最終面接




「…例の一件の後な…

お前を課長に、推薦したのは。

推す心積もりができたのは。

あの子のお陰なんだぞ。」


「…えっ?」


“例の一件”すなわち、汚点以外の
なにものでもない、かの
“ハニートラップ事件”


「…迷ってたんだ。じつは。

お前は、仕事はできるし、
評点も十分にあった。

…でも、あの相手の女性は
まだ…ああ…今でもか。
向こうで、一丁前に健在だ。
その上、うちの女共に
お前との一件、いいように
刷り込み済だった訳だ。

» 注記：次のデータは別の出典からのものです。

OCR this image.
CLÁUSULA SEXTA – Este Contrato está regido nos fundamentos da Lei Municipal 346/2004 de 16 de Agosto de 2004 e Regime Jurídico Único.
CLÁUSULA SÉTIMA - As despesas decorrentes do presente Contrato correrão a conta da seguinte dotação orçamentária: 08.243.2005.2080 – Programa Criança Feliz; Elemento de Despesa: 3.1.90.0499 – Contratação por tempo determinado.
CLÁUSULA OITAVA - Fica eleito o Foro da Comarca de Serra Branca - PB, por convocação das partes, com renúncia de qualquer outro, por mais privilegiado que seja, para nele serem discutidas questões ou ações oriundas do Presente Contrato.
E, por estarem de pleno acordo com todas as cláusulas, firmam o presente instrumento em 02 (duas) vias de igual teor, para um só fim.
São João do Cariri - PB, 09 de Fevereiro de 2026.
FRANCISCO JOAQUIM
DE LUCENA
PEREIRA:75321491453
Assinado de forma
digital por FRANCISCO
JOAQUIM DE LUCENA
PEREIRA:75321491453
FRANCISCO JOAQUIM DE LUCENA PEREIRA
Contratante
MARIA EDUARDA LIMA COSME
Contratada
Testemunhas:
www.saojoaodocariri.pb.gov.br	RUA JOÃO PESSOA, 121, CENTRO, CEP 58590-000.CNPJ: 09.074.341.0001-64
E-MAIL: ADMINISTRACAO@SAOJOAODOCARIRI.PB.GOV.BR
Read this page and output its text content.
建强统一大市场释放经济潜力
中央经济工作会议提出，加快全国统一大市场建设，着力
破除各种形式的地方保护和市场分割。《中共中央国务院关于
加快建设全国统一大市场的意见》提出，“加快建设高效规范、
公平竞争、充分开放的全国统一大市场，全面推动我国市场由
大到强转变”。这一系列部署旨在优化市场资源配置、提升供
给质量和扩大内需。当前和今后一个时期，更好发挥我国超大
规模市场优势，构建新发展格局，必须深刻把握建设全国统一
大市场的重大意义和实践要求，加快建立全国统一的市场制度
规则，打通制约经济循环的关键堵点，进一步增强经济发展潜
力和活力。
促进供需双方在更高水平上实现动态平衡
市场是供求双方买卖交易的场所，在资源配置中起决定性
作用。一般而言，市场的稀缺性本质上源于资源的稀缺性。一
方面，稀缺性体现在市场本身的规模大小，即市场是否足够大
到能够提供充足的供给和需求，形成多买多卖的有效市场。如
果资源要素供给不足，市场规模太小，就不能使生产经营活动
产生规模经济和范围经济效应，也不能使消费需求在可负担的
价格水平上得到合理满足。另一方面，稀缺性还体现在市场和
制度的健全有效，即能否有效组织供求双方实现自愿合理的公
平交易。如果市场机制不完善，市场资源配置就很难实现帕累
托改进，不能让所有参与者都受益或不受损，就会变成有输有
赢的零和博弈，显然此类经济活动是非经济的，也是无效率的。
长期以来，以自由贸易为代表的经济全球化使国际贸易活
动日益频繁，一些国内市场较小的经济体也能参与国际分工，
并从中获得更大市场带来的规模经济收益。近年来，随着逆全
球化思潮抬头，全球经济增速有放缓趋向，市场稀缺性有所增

」



それは、俺も知っている。



だから、目立たない様に
自制して過ごしていた。



「その状況で、昇進…となると、
…正直、周りの反応が不安でな。

…先送りしようと、ほぼ決めて
いたんだ。そんな時だよ。

あの子、お前を褒めたんだよ。
最高の上司だって。

向こうの、会長も社長も、
同席の状態でな。」


“勇気ある行動だよな。
自分も色目で見られても
仕方ないっていうのにさぁ。”


秋刀魚の身をほぐして
口に運びながら、
誰に言うでもなく
放った言葉が、重かった。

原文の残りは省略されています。